Tuesday, July 19, 2011

Jewish Moroccans in the Netherlands: Balancing Between Cultures

Here is an article from Radio Netherlands about Moroccan Jews who live in the Netherlands. They are all at once, Moroccan, Jewish, Dutch, and also sometimes Israeli.
Jewish Moroccans in the Netherlands: Balancing Between Cultures
Published on : 3 July 2011

Stories about Dutch Moroccan youths verbally abusing or physically threatening Jews crop up fairly frequently in the Dutch media, and politicians - especially Geert Wilders and the Freedom Party - call for hard measures against “Moroccan street terrorists". What's it like to live in the Netherlands if you're both Jewish and Moroccan?

By Jannie Schippers and Mohamed Amezian

Victor Bohbot, 56, has seen the climate in the Netherlands change over the years: “I came here in 1974, the entire country was pro Israel. When I was a soldier in the IDF, met lots of Dutch truck drivers who would come to Israel to volunteer."

Until very recently, Victor ran a number of restaurants in Amsterdam, Deventer and Bussum. In 1984, he and his family left ‘for good’ and went back to Israel. However, four years later they were back in the Netherlands. “It's difficult. What am I? For the Dutch, I'm a foreigner but I'm also not a real Israeli or Moroccan".

Cross the road
Out on the street, some people comment on the Star of David that Victor wears around his neck. He says, “A little while ago, I was standing outside when a group of kids came along, about 14, 15 years old." When he greeted them in Moroccan slang (‘la bas?), everything was all nice and friendly: “When they realise I speak Arabic, everything is okay on the surface, but the way they look at me..."

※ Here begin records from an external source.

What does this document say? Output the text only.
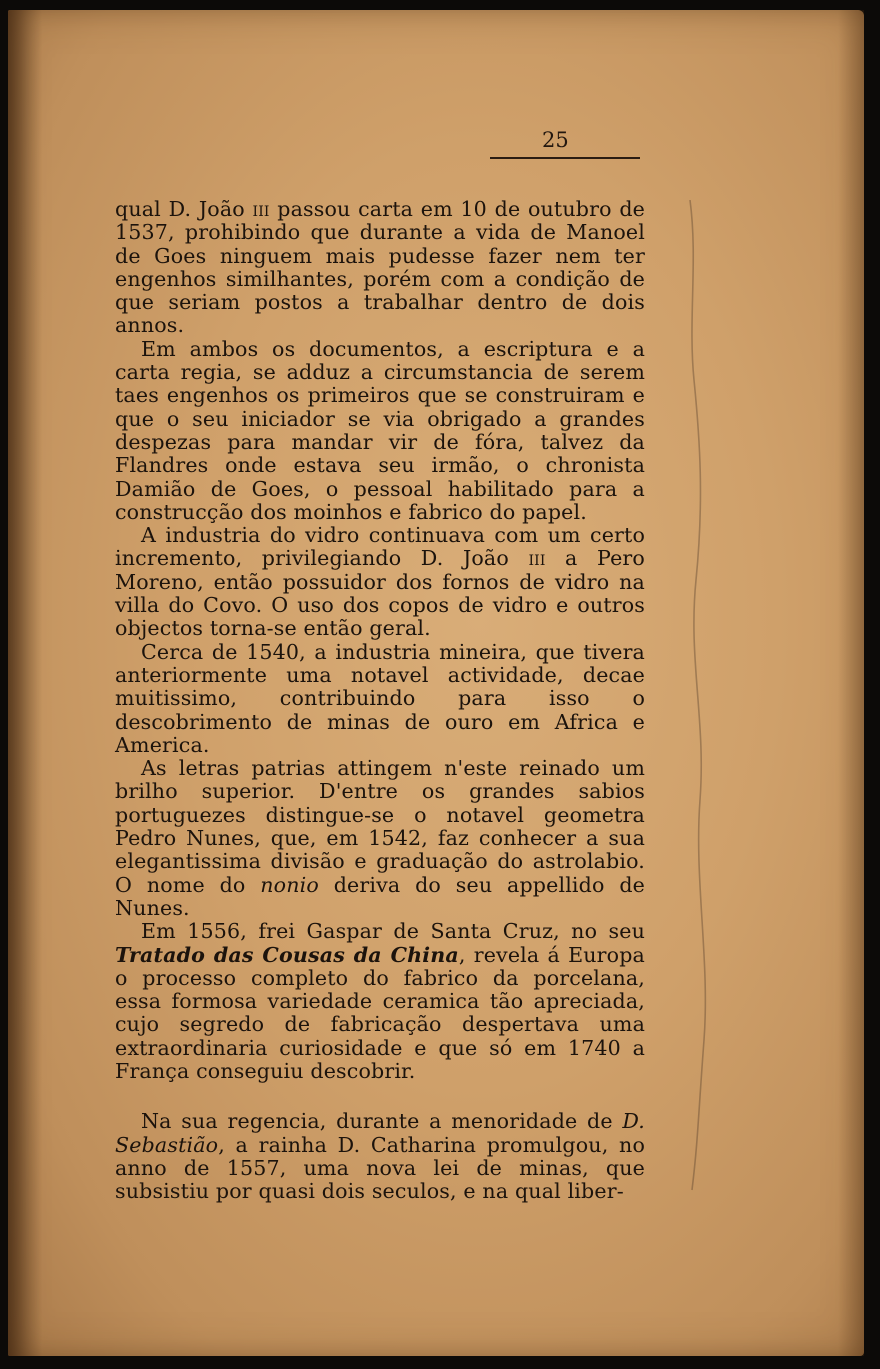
25

qual D. João iii passou carta em 10 de outubro de 1537, prohibindo que durante a vida de Manoel de Goes ninguem mais pudesse fazer nem ter engenhos similhantes, porém com a condição de que seriam postos a trabalhar dentro de dois annos.

Em ambos os documentos, a escriptura e a carta regia, se adduz a circumstancia de serem taes engenhos os primeiros que se construiram e que o seu iniciador se via obrigado a grandes despezas para mandar vir de fóra, talvez da Flandres onde estava seu irmão, o chronista Damião de Goes, o pessoal habilitado para a construcção dos moinhos e fabrico do papel.

A industria do vidro continuava com um certo incremento, privilegiando D. João iii a Pero Moreno, então possuidor dos fornos de vidro na villa do Covo. O uso dos copos de vidro e outros objectos torna-se então geral.

Cerca de 1540, a industria mineira, que tivera anteriormente uma notavel actividade, decae muitissimo, contribuindo para isso o descobrimento de minas de ouro em Africa e America.

As letras patrias attingem n'este reinado um brilho superior. D'entre os grandes sabios portuguezes distingue-se o notavel geometra Pedro Nunes, que, em 1542, faz conhecer a sua elegantissima divisão e graduação do astrolabio. O nome do nonio deriva do seu appellido de Nunes.

Em 1556, frei Gaspar de Santa Cruz, no seu Tratado das Cousas da China, revela á Europa o processo completo do fabrico da porcelana, essa formosa variedade ceramica tão apreciada, cujo segredo de fabricação despertava uma extraordinaria curiosidade e que só em 1740 a França conseguiu descobrir.

Na sua regencia, durante a menoridade de D. Sebastião, a rainha D. Catharina promulgou, no anno de 1557, uma nova lei de minas, que subsistiu por quasi dois seculos, e na qual liber-
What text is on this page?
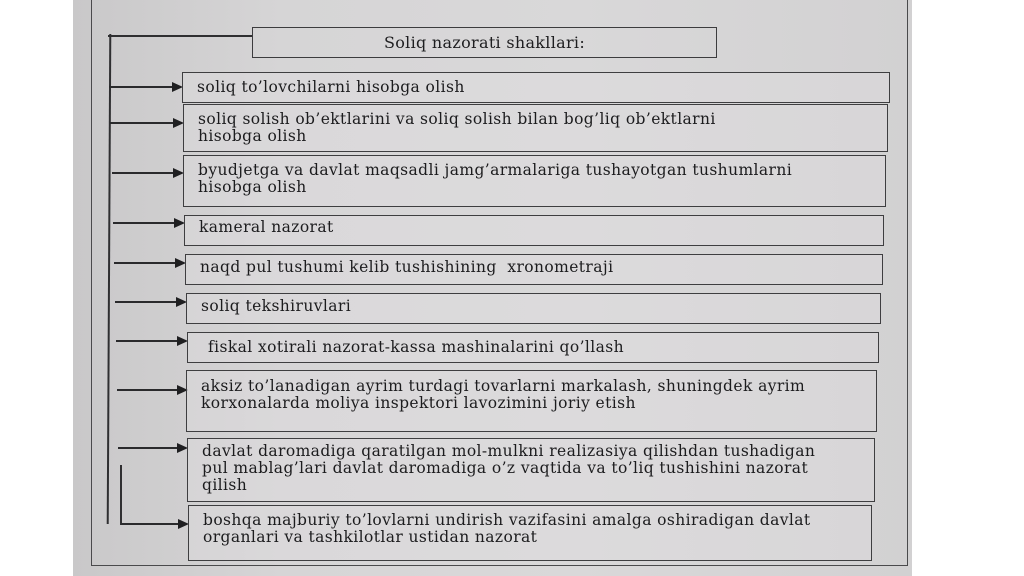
Soliq nazorati shakllari:
soliq to’lovchilarni hisobga olish
soliq solish ob’ektlarini va soliq solish bilan bog’liq ob’ektlarni hisobga olish
byudjetga va davlat maqsadli jamg’armalariga tushayotgan tushumlarni hisobga olish
kameral nazorat
naqd pul tushumi kelib tushishining  xronometraji
soliq tekshiruvlari
fiskal xotirali nazorat-kassa mashinalarini qo’llash
aksiz to’lanadigan ayrim turdagi tovarlarni markalash, shuningdek ayrim korxonalarda moliya inspektori lavozimini joriy etish
davlat daromadiga qaratilgan mol-mulkni realizasiya qilishdan tushadigan pul mablag’lari davlat daromadiga o’z vaqtida va to’liq tushishini nazorat qilish
boshqa majburiy to’lovlarni undirish vazifasini amalga oshiradigan davlat organlari va tashkilotlar ustidan nazorat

Victor says that in recent years numerous Jewish Moroccans have emigrated to Israel from France: “There have been a lot more incidents in France; people really don't feel safe. I know someone who goes back and forth every week. He sent his family to Israel but he still works in Paris." Victor does not believe that it will get as bad in the Netherlands as it is in France: “The Jewish community here in the Netherlands is much smaller and much less visible". Even though Victor says he will never leave his Star of David at home because it's safer, he won't wear a yarmulke in the streets and only puts it on when he gets to the synagogue. “I don't think it's necessary to be provocative. If I see a problem walking towards me, I cross the street. My brother thinks that's cowardly; he doesn't let anybody get away with being abusive.”

"I'm one of them"

Jacob al-Malagh, a 47-year-old Jewish Moroccan mechanic, comes into contact with Dutch Moroccans on a daily basis: “About 70% of my customers are Moroccan; I work with Moroccans and for Moroccans." He meets members of the small Moroccan Jewish community in the Netherlands – between 50 and 100 people – at the synagogue and during the holidays. Jacob says his strong bond with Israel has never caused him a problem in all the 26 years that he has lived in the Netherlands. “Moroccans treat me like one of them and according to the Dutch, one says I'm an Israeli, another sees me as a Moroccan or a Jew, while another thinks I'm Dutch. I really don't care what anyone thinks.”

Bad reputation
Both Jacob and Victor say that politicians such as Geert Wilders only make the problem worse. According to Victor, “He has very extreme ideas. Wilders is not pro-Israel, his real focus is internal Dutch politics." Jacob avoids politics: “As soon as someone starts yammering about Arabs and Jews and Muslims I say sorry, that's nothing to do with me. What other people do, that's up to them. I live in the Netherlands and I want to live in peace with everybody else".

Victor has noticed that both his son and daughter have distanced themselves from the land of his birth: “My son doesn't want to admit that his father is from Morocco. Moroccans have a really bad reputation here in the Netherlands and he doesn't want to be a part of that. But I can't forget where I come from. My grandfather always used to say that if you don't know where you come from, you’ll never know where you're going."

(Partial) History of Jews in Morocco

After the fall of the Second Temple in 70 CE, Jews were dispersed throughout the Roman Empire, including what is now modern Morocco. In 1492, Jews and the remaining Moslems were expelled from Catholic Spain and many ended up in Morocco. Moroccan Jews had a specific niche in society and had their own synagogues. After the establishment of the state of Israel in the wake of the Second World War, many Jews left the country, fearing outbreaks of religiously-motivated violence. There are less than 5,000 Jews left in Morocco.